On Wed, Jul 14, 2021 at 05:15:40PM -0700, Andrew Morton wrote:
> On Mon, 12 Jul 2021 16:09:28 +0800 Feng Tang <feng.tang@...el.com> wrote:
>
> > This patch series introduces the concept of the MPOL_PREFERRED_MANY mempolicy.
> > This mempolicy mode can be used with either the set_mempolicy(2) or mbind(2)
> > interfaces. Like the MPOL_PREFERRED interface, it allows an application to set a
> > preference for nodes which will fulfil memory allocation requests. Unlike the
> > MPOL_PREFERRED mode, it takes a set of nodes. Like the MPOL_BIND interface, it
> > works over a set of nodes. Unlike MPOL_BIND, it will not cause a SIGSEGV or
> > invoke the OOM killer if those preferred nodes are not available.
>
> Do we have any real-world testing which demonstrates the benefits of
> all of this?
We have done some internal tests, and are actively working with some external
customer on using this new 'prefer-many' policy, as they have different
types of memory (fast DRAM and slower Persistent memory) in system, and their
program wants to set clear preference for several NUMA nodes, to better deploy
the huge application data before running the application.

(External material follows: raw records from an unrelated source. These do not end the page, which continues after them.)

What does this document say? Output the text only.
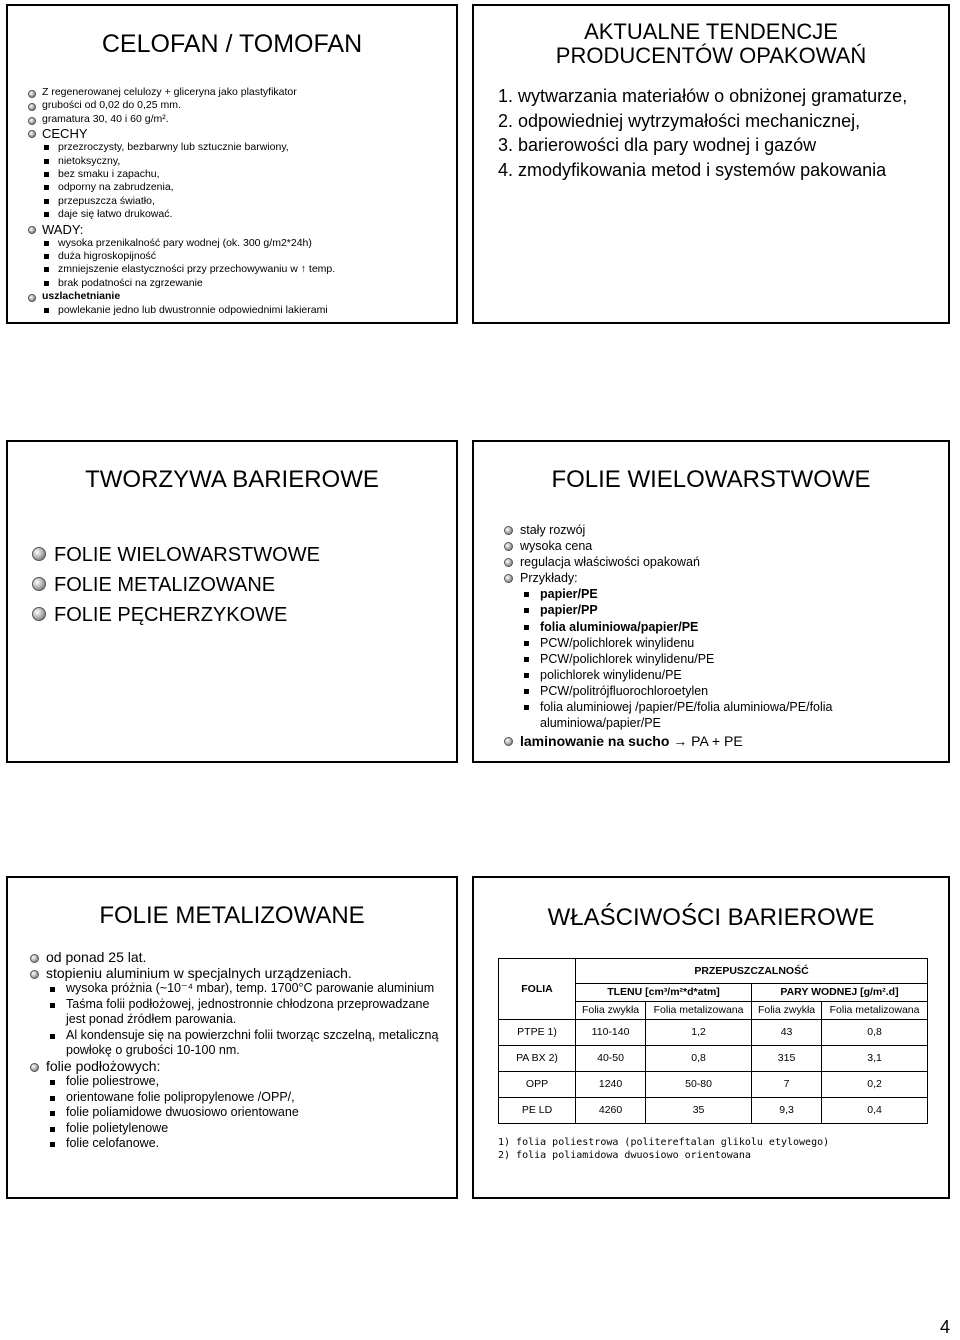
CELOFAN / TOMOFAN
Z regenerowanej celulozy + gliceryna jako plastyfikator
grubości od 0,02 do 0,25 mm.
gramatura 30, 40 i 60 g/m².
CECHY
przezroczysty, bezbarwny lub sztucznie barwiony,
nietoksyczny,
bez smaku i zapachu,
odporny na zabrudzenia,
przepuszcza światło,
daje się łatwo drukować.
WADY:
wysoka przenikalność pary wodnej (ok. 300 g/m2*24h)
duża higroskopijność
zmniejszenie elastyczności przy przechowywaniu w ↑ temp.
brak podatności na zgrzewanie
uszlachetnianie
powlekanie jedno lub dwustronnie odpowiednimi lakierami
AKTUALNE TENDENCJE
PRODUCENTÓW OPAKOWAŃ
1. wytwarzania materiałów o obniżonej gramaturze,
2. odpowiedniej wytrzymałości mechanicznej,
3. barierowości dla pary wodnej i gazów
4. zmodyfikowania metod i systemów pakowania
TWORZYWA BARIEROWE
FOLIE WIELOWARSTWOWE
FOLIE METALIZOWANE
FOLIE PĘCHERZYKOWE
FOLIE WIELOWARSTWOWE
stały rozwój
wysoka cena
regulacja właściwości opakowań
Przykłady:
papier/PE
papier/PP
folia aluminiowa/papier/PE
PCW/polichlorek winylidenu
PCW/polichlorek winylidenu/PE
polichlorek winylidenu/PE
PCW/politrójfluorochloroetylen
folia aluminiowej /papier/PE/folia aluminiowa/PE/folia aluminiowa/papier/PE
laminowanie na sucho → PA + PE
FOLIE METALIZOWANE
od ponad 25 lat.
stopieniu aluminium w specjalnych urządzeniach.
wysoka próżnia (~10⁻⁴ mbar), temp. 1700°C parowanie aluminium
Taśma folii podłożowej, jednostronnie chłodzona przeprowadzane jest ponad źródłem parowania.
Al kondensuje się na powierzchni folii tworząc szczelną, metaliczną powłokę o grubości 10-100 nm.
folie podłożowych:
folie poliestrowe,
orientowane folie polipropylenowe /OPP/,
folie poliamidowe dwuosiowo orientowane
folie polietylenowe
folie celofanowe.
WŁAŚCIWOŚCI BARIEROWE
FOLIA	PRZEPUSZCZALNOŚĆ			
	TLENU [cm³/m²*d*atm]		PARY WODNEJ [g/m².d]	
	Folia zwykła	Folia metalizowana	Folia zwykła	Folia metalizowana
PTPE 1)	110-140	1,2	43	0,8
PA BX 2)	40-50	0,8	315	3,1
OPP	1240	50-80	7	0,2
PE LD	4260	35	9,3	0,4
1) folia poliestrowa (politereftalan glikolu etylowego)
2) folia poliamidowa dwuosiowo orientowana
4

We have met another issue that customer wanted to run a docker container
while binding it to 2 persistent memory nodes, which always failed. At that
time we tried 2 hack pachtes to solve it.
https://lore.kernel.org/lkml/1604470210-124827-2-git-send-email-feng.tang@intel.com/
https://lore.kernel.org/lkml/1604470210-124827-3-git-send-email-feng.tang@intel.com/
And that use case can be easily achieved with this new policy.